What’s perhaps most notable is how locked-down and devoid of documentation these devices are. The board [Aaron] looked at did not have any markings on the main IC, and Waveshare did not provide more information other than the Android and iOS apps. This led to some matching of various NFC-enabled MCUs with the pinout, with the Chivotech TN2115S2 rolling out as the most likely candidate. This is an 8 MHz Cortex-M0 MCU with not only NFC, but also an energy harvesting feature (up to 300 mW), which is why this e-paper tag can update the display without external power or a battery.
With the Chivotech datasheet being rather sparse, more reverse-engineering needed to be done, which included dumping the firmware and exploring it with Ghidra. During this, the secret key was discovered to make the Flash writeable along with how to control the peripherals and display. With this knowledge it’s now possible to make this tag display update without being limited by manufacturer-supplied tools and software, making it infinitely more useful.
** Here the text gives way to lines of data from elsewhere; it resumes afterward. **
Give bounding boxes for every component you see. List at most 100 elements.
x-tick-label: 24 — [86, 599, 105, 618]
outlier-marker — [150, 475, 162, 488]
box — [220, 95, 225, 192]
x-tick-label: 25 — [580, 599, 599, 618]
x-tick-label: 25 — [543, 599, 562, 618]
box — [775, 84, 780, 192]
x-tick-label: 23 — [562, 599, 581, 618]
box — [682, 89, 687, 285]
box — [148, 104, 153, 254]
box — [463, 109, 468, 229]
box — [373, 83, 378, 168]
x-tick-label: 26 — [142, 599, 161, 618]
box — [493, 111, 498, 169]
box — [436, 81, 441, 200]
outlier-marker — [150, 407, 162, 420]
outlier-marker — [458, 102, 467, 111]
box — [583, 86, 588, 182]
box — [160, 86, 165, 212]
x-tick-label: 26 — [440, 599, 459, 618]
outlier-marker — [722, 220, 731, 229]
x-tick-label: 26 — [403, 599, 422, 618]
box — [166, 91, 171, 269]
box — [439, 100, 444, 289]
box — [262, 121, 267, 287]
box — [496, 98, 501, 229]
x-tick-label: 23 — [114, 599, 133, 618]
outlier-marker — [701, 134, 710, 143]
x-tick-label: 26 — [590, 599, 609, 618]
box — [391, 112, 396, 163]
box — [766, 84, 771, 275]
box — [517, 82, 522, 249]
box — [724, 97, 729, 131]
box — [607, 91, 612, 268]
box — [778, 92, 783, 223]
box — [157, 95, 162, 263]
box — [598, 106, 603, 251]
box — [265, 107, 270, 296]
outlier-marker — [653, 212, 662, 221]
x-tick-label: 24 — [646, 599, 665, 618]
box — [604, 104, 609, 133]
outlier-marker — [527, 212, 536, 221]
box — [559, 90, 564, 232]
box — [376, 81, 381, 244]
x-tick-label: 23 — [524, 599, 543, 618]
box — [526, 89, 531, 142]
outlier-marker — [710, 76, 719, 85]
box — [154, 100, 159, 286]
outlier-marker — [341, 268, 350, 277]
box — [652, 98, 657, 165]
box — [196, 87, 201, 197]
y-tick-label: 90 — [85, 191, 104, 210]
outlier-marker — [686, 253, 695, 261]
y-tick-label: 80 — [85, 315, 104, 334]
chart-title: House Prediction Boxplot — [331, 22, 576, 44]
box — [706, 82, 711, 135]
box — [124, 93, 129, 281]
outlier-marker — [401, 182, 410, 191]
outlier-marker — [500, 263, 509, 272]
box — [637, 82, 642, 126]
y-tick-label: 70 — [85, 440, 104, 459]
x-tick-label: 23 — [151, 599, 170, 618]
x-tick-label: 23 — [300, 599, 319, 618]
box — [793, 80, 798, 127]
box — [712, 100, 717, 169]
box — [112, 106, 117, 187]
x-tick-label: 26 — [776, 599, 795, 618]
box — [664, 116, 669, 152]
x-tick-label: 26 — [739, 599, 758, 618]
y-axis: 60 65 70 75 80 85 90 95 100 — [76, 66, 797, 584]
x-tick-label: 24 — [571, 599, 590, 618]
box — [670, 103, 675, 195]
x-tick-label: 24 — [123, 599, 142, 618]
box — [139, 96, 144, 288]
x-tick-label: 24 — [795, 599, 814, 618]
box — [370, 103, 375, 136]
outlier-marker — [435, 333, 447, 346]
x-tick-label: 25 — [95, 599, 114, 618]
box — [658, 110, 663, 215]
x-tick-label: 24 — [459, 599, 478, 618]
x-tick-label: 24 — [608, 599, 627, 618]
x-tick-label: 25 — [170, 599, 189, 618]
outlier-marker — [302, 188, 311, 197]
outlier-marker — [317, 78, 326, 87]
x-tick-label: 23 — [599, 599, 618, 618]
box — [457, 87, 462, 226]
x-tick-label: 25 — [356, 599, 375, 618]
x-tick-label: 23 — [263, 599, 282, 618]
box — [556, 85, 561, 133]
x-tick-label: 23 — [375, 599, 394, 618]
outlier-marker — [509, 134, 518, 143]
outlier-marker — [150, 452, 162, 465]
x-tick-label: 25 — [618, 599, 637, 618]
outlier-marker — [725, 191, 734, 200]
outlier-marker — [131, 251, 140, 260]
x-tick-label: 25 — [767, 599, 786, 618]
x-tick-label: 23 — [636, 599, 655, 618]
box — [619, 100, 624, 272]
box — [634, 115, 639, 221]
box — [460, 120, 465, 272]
So how long until the crackdown when stores are forced to hack-proof these things when people demand them to honour ridiculous mark-downs, because “that was the displayed price” 😆
If your security depends entirely on people not knowing how to talk to it, it’s not secure.
It’s a physical access attack, not a wireless jailbreak. The “security” is the guard laughing his a$$ off watching you break the case open and trying to connect to the pins on aisle 2. You’ll be wishing for your own jailbreak shortly.
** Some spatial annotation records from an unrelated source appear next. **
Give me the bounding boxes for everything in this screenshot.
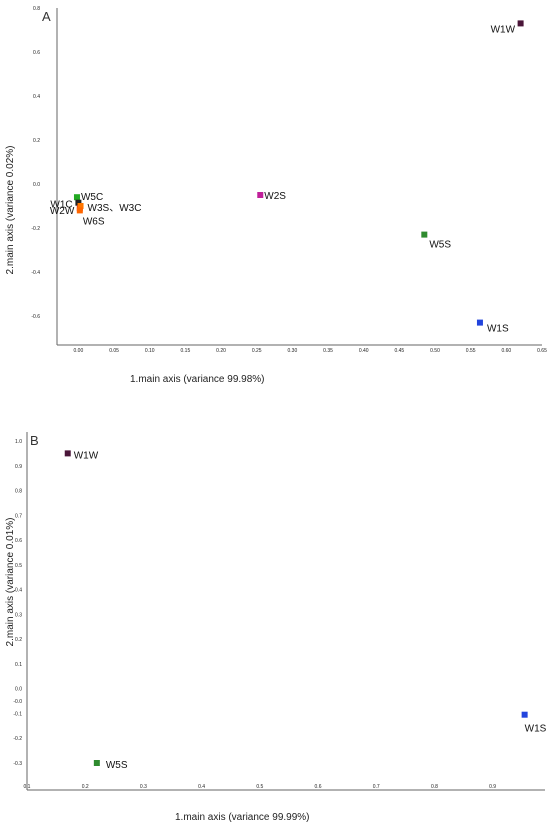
y-tick-label: 0.2	[15, 637, 22, 643]
panel-letter: A	[42, 9, 51, 24]
x-axis-title: 1.main axis (variance 99.98%)	[130, 374, 265, 385]
y-tick-label: 1.0	[15, 439, 22, 445]
x-tick-label: 0.30	[288, 348, 298, 354]
data-point	[421, 231, 428, 238]
y-tick-label: 0.3	[15, 612, 22, 618]
x-tick-label: 0.10	[145, 348, 155, 354]
x-tick-label: 0.60	[501, 348, 511, 354]
data-point-label: W1W	[74, 450, 99, 461]
y-axis-title: 2.main axis (variance 0.02%)	[5, 146, 16, 275]
data-point	[93, 760, 100, 766]
y-tick-label: -0.2	[13, 736, 22, 742]
data-point	[76, 207, 83, 214]
data-point	[257, 192, 264, 198]
x-tick-label: 0.20	[216, 348, 226, 354]
y-tick-label: -0.0	[13, 699, 22, 705]
x-tick-label: 0.1	[24, 784, 31, 790]
panel-letter: B	[30, 433, 39, 448]
y-tick-label: 0.0	[15, 687, 22, 693]
y-tick-label: 0.4	[15, 588, 22, 594]
x-tick-label: 0.45	[394, 348, 404, 354]
x-tick-label: 0.25	[252, 348, 262, 354]
x-tick-label: 0.2	[82, 784, 89, 790]
data-point	[75, 199, 82, 206]
data-point-label: W2S	[264, 191, 286, 202]
x-tick-label: 0.65	[537, 348, 547, 354]
x-tick-label: 0.3	[140, 784, 147, 790]
data-point-label: W1C	[50, 200, 72, 211]
data-point-label: W6S	[83, 216, 105, 227]
y-tick-label: 0.8	[15, 489, 22, 495]
y-tick-label: 0.7	[15, 513, 22, 519]
x-tick-label: 0.05	[109, 348, 119, 354]
x-tick-label: 0.55	[466, 348, 476, 354]
x-tick-label: 0.5	[256, 784, 263, 790]
data-point-label: W1W	[491, 24, 516, 35]
data-point	[73, 194, 80, 201]
x-tick-label: 0.15	[181, 348, 191, 354]
x-tick-label: 0.7	[373, 784, 380, 790]
y-tick-label: 0.6	[15, 538, 22, 544]
y-tick-label: 0.0	[33, 182, 40, 188]
data-point-label: W3S、W3C	[88, 203, 142, 214]
y-tick-label: 0.9	[15, 464, 22, 470]
chart-panel-b: B 0.1 0.2 0.3 0.4 0.5 0.6 0.7 0.8 0.9 1.0 0.9 0.8 0.7…	[5, 432, 547, 823]
x-tick-label: 0.9	[489, 784, 496, 790]
data-point-label: W1S	[487, 324, 509, 335]
y-tick-label: 0.8	[33, 6, 40, 12]
y-tick-label: 0.4	[33, 94, 40, 100]
y-tick-label: -0.4	[31, 270, 40, 276]
x-tick-label: 0.6	[315, 784, 322, 790]
data-point	[476, 319, 483, 326]
data-point-label: W5S	[429, 240, 451, 251]
y-axis-title: 2.main axis (variance 0.01%)	[5, 518, 16, 647]
x-tick-label: 0.35	[323, 348, 333, 354]
y-tick-label: -0.3	[13, 761, 22, 767]
y-tick-label: -0.1	[13, 711, 22, 717]
data-point-label: W2W	[50, 206, 75, 217]
y-tick-label: 0.2	[33, 138, 40, 144]
x-tick-label: 0.50	[430, 348, 440, 354]
data-point	[517, 20, 524, 27]
y-tick-label: -0.6	[31, 314, 40, 320]
y-tick-label: -0.2	[31, 226, 40, 232]
data-point	[77, 203, 84, 209]
y-tick-label: 0.5	[15, 563, 22, 569]
x-axis-title: 1.main axis (variance 99.99%)	[175, 812, 310, 823]
x-tick-label: 0.00	[74, 348, 84, 354]
data-point-label: W5C	[81, 192, 103, 203]
data-point-label: W1S	[525, 724, 547, 735]
y-tick-label: 0.1	[15, 662, 22, 668]
data-point	[64, 450, 71, 457]
y-tick-label: 0.6	[33, 50, 40, 56]
x-tick-label: 0.4	[198, 784, 205, 790]
chart-panel-a: A 0.00 0.05 0.10 0.15 0.20 0.25 0.30 0.35 0.40 0.4…	[5, 6, 547, 385]
x-tick-label: 0.8	[431, 784, 438, 790]
data-point	[521, 711, 528, 718]
x-tick-label: 0.40	[359, 348, 369, 354]
data-point-label: W5S	[106, 760, 128, 771]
It doesn’t work like that. The price is what is in the database that is accessed at the checkout (which also calculates discounts). Changing the tag won’t change the price. They will just correct the price on the tag.
I think that this greatly depends on where you are but mostly on how reasonable the store manager is. But also on how serious the value on the tag could be taken. A color TV worth $800,- suddenly tagged for $25,- is questionable. But when the tag mentions $600,- then how is the customer supposed to know that the value on the tag is incorrect?
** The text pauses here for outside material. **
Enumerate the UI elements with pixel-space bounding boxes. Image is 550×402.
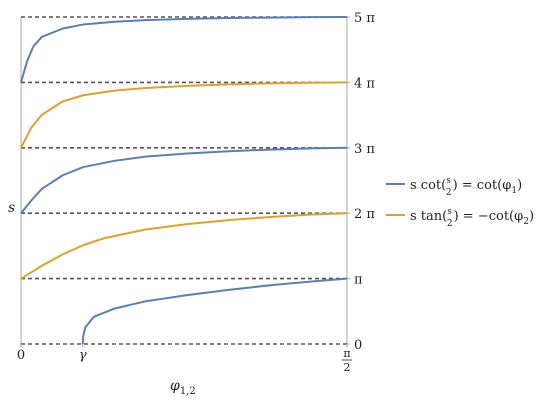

However… misleading customers is a serious thing. Therefore if the tag states a different value than being charged by the cash register then the customer has all rights to complain because the information on the tag is simply misleading when it does not reflect the actual cost being charged by the cash register.
In my country the price is what you can see.
If it’s different in the system, then you can demand to pay the price that was on the shelf.
In australia, the consumer has a right to pay what is on the price tag, regardless of what the database says.
没有这回事,并没有人真的用在在商店里,这些硬件在中国二手平台有很多,并不会用来结账,只是用来显示,
There’s no such thing, and no one really uses it in in stores, these hardware are plentiful in China on second hand platforms, and aren’t going to be used for checkout, they’re just going to be used to display that
There’s no such thing, and no one really uses it in in stores, these hardware are plentiful in China on second hand platforms, and aren’t going to be used for checkout, they’re just going to be used to display that
Are people just stealing these from stores, or what? Why are these displays so “plentiful?”
Because in stores like Lowes, they break easily and you can just ask for some(or go rooting through the dumpster YMMV).
In the UK, either Aldi or Lidl (Both discount supermarkets) use red/black/white eInk price tags. Possibly both Aldi and Lidl. They put aside a reasonable sized section of the supermarket where they have different deals every week – printing out price tickets will soon add up and the eInk solution’ll be cheaper in the long run. There are *some* bits and pieces they print out to go along with them.
In Finland stores have to sell goods with the price informed to the customer. If price tag is wrong, it is considered to be customers benefit. Naturally exceptionally low prices (ie. selling brand new car 1.99 €) is not allowed.
Waveshare are usually very good with documentation – I wonder why that’s lacking in this instance?
The Waveshare website doesn’t detail the protocol exactly – but they do provide an Android app and the source for an application to run on an NFC development board they have.